16 October 2015

NEA's Stubborn Refusal To Publish 1-Hour PSI

National Environmental Agency ("NEA") has rejected calls to publish the 1-hour PSI, explaining as follows:

"Since April [2014], the 24-hour Pollutant Standards Index (PSI), three-hour PSI and one-hour PM2.5 concentrations have been published hourly, on the hour, on the NEA website ….

The scale used to convert PM2.5 concentrations to the PSI has been derived based on health studies of exposure over a 24-hour period. This is why the NEA uses the 24-hour average concentrations to compute the PSI.

Although there have been recent studies of sub-daily or shorter PM2.5 exposure, the evidence from these studies is insufficient for the development of one-hour PSI based on exposure to PM2.5 for a one-hour period.

During periods of trans-boundary haze, the primary pollutant determining the PSI level is fine particulate matter, or PM2.5. Only the 24-hour PSI value has a corresponding Ministry of Health advisory because scientific and epidemiological studies of the health effects of exposure to particulate matter have been based on this duration of exposure.

The forecast of 24-hour PSI levels, which the NEA issues every evening during haze periods, and the corresponding health advisory can be used to plan ahead, such as for activities for the next day. For a guide to more immediate activities, the three-hour PSI and one-hour PM2.5 concentration levels can be used as indicative measures to make adjustments to daily activities.

For example, if the three-hour PSI and one-hour PM2.5 concentration levels are high, people may wish to postpone strenuous outdoor activities such as jogging."

No Logic

NEA's explanation makes no sense.

▪ NEA already publishes the 3-hour PSI and the 1-hour PM2.5 concentration level, despite the fact that only the 24-hour PSI value has a corresponding Ministry of Health advisory:

▪ NEA advises the public not to use their eyes nor noses to determine the pollutant concentration levels.

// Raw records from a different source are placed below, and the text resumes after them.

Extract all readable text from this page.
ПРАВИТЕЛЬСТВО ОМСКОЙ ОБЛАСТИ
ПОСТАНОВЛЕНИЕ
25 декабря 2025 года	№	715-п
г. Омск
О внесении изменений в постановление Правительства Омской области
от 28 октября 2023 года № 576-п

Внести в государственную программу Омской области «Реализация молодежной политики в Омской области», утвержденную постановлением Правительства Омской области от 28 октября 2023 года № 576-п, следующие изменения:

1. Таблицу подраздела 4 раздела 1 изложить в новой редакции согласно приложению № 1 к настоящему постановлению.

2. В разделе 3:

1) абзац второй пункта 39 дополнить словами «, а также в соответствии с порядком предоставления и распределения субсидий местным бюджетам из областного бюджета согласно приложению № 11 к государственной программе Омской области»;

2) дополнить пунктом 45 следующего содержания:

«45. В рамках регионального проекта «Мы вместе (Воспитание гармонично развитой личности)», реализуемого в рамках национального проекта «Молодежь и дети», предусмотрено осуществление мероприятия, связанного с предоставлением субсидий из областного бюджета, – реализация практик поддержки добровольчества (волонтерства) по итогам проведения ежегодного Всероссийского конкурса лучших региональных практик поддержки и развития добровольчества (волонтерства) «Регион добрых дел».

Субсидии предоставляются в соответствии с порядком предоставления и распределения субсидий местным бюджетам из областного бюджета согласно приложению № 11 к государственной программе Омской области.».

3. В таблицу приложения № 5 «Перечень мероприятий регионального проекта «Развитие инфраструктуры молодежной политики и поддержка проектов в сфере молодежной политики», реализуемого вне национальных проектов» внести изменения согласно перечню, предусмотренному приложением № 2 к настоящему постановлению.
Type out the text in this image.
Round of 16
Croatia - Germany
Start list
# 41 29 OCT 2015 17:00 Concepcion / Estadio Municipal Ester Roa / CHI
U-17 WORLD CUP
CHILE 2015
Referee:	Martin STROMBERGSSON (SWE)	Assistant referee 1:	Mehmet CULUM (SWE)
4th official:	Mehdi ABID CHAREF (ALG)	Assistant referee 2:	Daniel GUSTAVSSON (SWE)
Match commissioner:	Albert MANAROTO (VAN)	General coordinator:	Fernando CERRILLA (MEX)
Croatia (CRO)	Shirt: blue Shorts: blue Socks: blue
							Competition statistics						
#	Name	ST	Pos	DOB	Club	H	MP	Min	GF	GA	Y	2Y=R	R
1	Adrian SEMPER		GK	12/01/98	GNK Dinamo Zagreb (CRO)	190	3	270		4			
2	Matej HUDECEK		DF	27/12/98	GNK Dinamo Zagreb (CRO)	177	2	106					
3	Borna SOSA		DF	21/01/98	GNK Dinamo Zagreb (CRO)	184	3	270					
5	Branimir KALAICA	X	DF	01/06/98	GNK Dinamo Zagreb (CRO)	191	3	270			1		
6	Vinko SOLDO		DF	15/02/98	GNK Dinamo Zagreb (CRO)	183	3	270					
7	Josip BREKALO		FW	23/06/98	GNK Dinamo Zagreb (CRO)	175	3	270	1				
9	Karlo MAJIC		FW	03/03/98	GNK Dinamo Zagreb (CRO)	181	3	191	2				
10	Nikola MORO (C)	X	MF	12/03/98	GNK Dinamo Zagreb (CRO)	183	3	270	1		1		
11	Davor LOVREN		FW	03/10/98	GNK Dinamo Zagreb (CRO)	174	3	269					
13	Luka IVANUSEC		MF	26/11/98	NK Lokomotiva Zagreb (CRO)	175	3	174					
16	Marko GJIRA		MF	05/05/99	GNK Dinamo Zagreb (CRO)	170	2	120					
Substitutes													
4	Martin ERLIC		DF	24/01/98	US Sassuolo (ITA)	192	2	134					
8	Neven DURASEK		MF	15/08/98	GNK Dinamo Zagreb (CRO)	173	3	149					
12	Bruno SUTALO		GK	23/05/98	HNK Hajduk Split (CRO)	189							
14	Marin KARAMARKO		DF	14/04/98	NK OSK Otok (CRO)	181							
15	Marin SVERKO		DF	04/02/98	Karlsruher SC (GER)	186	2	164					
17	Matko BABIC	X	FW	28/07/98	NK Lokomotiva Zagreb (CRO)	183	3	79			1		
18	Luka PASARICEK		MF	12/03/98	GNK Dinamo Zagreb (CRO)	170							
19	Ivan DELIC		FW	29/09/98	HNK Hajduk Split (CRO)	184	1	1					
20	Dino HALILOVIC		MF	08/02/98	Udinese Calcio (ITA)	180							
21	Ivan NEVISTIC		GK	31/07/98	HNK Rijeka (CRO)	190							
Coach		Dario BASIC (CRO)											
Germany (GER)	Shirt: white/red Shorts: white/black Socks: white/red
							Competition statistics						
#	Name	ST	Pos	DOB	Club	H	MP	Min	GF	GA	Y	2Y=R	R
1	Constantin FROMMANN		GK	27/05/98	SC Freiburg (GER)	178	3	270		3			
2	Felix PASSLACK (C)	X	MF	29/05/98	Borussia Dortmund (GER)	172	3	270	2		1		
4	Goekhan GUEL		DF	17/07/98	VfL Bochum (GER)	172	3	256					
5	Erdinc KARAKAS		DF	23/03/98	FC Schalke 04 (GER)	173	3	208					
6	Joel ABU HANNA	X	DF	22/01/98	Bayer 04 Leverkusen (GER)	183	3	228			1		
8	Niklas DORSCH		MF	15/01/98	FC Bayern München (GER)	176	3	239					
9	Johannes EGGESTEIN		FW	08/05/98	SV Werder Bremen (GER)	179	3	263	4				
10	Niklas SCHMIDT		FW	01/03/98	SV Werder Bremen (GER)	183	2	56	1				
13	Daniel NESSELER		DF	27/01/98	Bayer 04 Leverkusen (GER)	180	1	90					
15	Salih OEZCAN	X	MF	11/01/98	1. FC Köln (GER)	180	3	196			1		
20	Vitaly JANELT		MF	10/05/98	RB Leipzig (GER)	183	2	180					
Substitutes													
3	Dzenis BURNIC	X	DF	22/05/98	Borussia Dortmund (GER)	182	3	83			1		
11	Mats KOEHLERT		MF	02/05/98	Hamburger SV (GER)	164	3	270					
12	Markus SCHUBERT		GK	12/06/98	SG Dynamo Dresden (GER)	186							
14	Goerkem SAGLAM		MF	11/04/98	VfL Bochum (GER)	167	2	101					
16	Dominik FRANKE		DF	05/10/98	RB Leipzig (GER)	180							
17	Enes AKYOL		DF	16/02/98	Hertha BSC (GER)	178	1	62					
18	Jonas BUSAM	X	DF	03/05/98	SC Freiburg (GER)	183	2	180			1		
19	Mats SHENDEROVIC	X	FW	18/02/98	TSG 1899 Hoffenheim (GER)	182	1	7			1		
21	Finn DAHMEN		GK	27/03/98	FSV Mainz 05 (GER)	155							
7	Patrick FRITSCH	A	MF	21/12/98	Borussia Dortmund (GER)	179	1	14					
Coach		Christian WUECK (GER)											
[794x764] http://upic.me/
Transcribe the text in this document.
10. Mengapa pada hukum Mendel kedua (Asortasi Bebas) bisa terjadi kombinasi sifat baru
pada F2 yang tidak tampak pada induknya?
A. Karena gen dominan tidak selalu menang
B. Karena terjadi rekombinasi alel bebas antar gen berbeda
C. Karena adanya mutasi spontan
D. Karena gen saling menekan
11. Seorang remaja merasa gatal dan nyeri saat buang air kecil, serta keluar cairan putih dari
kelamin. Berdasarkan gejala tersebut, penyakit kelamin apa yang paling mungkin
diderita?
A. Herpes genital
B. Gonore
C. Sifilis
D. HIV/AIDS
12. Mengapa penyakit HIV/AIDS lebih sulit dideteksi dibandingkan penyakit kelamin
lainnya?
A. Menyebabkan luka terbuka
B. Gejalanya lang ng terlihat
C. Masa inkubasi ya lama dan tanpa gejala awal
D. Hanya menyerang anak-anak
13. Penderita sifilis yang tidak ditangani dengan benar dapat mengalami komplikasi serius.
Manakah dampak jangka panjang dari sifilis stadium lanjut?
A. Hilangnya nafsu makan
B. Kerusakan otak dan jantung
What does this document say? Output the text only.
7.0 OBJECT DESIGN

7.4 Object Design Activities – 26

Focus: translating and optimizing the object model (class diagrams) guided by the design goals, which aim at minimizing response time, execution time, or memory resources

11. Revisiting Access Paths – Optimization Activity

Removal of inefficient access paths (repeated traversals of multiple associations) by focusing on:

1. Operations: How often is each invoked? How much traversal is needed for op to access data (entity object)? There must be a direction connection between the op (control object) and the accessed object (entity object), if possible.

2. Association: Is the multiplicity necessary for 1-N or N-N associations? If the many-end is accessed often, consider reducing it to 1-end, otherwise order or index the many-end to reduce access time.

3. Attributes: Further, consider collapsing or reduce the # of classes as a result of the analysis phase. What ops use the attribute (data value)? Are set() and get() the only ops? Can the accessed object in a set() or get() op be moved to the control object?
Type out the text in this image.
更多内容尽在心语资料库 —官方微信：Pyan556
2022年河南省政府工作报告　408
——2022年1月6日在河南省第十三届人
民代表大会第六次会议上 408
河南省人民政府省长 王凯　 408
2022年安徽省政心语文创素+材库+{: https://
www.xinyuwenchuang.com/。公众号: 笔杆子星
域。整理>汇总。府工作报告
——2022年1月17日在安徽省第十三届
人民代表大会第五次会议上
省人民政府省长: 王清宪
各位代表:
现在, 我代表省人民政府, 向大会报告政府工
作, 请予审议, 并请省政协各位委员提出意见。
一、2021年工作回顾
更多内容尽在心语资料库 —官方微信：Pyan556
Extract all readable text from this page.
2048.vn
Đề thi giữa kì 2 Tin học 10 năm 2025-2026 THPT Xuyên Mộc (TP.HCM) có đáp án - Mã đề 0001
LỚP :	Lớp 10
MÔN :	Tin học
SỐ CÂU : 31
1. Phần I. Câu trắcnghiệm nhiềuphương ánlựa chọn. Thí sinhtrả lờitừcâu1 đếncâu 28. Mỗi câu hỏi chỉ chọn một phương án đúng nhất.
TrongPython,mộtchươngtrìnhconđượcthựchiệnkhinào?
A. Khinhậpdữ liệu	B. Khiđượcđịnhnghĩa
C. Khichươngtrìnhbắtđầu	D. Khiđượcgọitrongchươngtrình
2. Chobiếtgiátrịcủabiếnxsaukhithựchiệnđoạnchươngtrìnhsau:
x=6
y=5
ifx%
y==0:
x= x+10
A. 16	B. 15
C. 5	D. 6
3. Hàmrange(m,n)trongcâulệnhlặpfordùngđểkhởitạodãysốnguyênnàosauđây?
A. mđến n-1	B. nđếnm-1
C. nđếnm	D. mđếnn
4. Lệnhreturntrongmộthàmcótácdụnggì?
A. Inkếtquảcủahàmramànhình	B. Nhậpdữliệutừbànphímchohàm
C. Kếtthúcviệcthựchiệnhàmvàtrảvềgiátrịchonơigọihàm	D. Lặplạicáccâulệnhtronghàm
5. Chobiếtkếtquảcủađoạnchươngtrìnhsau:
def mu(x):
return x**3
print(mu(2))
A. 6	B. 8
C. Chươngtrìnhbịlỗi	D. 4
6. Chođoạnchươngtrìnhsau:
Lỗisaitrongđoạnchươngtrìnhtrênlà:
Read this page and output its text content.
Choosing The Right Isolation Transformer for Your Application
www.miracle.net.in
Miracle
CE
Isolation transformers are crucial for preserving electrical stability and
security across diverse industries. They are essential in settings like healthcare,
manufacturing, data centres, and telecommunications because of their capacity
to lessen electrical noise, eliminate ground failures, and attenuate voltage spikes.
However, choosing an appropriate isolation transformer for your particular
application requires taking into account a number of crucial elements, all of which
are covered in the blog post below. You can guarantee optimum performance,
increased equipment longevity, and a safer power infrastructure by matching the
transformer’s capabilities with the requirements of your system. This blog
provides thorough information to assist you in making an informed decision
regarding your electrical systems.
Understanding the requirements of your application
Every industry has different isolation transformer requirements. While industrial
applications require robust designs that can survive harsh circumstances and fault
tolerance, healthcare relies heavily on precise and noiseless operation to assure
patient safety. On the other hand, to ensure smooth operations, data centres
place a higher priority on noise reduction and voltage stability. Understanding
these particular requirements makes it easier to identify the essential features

▪ NEA advises the public to use the 1-hour PM2.5 concentration level as an indicative measure to make adjustments for more immediate activities.

Although everyone knows that the higher the 1-hour PM2.5 concentration level the more polluted the air is, many people would find it difficult to tell how bad a 1-hour PM2.5 concentration level of, say, 180 micrograms per cubic metre is and how they should adjust their immediate activities.


Why does NEA not publish an index based on 1-hour PM2.5 concentration level?

Here are some plausible reasons.

Firstly, it may result in disputes when the 1-hour PSI exceeds 300 and workers demand that outdoor work stop, because they think that the Ministry of Health's advisory to avoid outdoor activity when the 24-hour PSI exceeds 300 applies to the 1-hour PSI too.

Secondly, the 1-hour PSI is too volatile and even if management agrees to stop outdoor activities when the 1-hour PSI is, say, higher than 300, it may result in having to make decisions on outdoor work every hour.

Thirdly, it may lead to more people spending more time indoors, resulting in a reduction in economic activity.

Fourthly, inasmuch as the Government is ever so concerned about what foreign investors and visitors think about Singapore, the 1-hour PSI may give foreigners the impression that Singapore's air is more polluted than what is indicated by the 24-hour PSI.

These are important considerations. However, the health of everyone who works outdoors is not only important too but much more important.


Neither the 24-hour PSI nor the 3-hour PSI is useful for planning outdoor activity in the immediate timeframe. We need real-time pollution concentration levels in a form that is easy to comprehend.

By publishing 1-hour PM2.5 concentration levels, NEA already acknowledges that the public needs such information even though there is accompanying no Ministry of Health advisory. It should take the obvious next step and publish an index based on 1-hour PM2.5 concentration levels for each of the five regions. This is not difficult; it is a straightforward mathematical exercise. The question is whether or not NEA wants (or whether or not the Government wants NEA) to do it.

If NEA does not want to give the impression that it approves of an official 1-hour PSI reading, it can simply call the index by some other name, e.g., 1-hour PM2.5I.


1. Insufficient Evidence from Studies to Use an Hourly PSI TODAY 3 Oct 2015.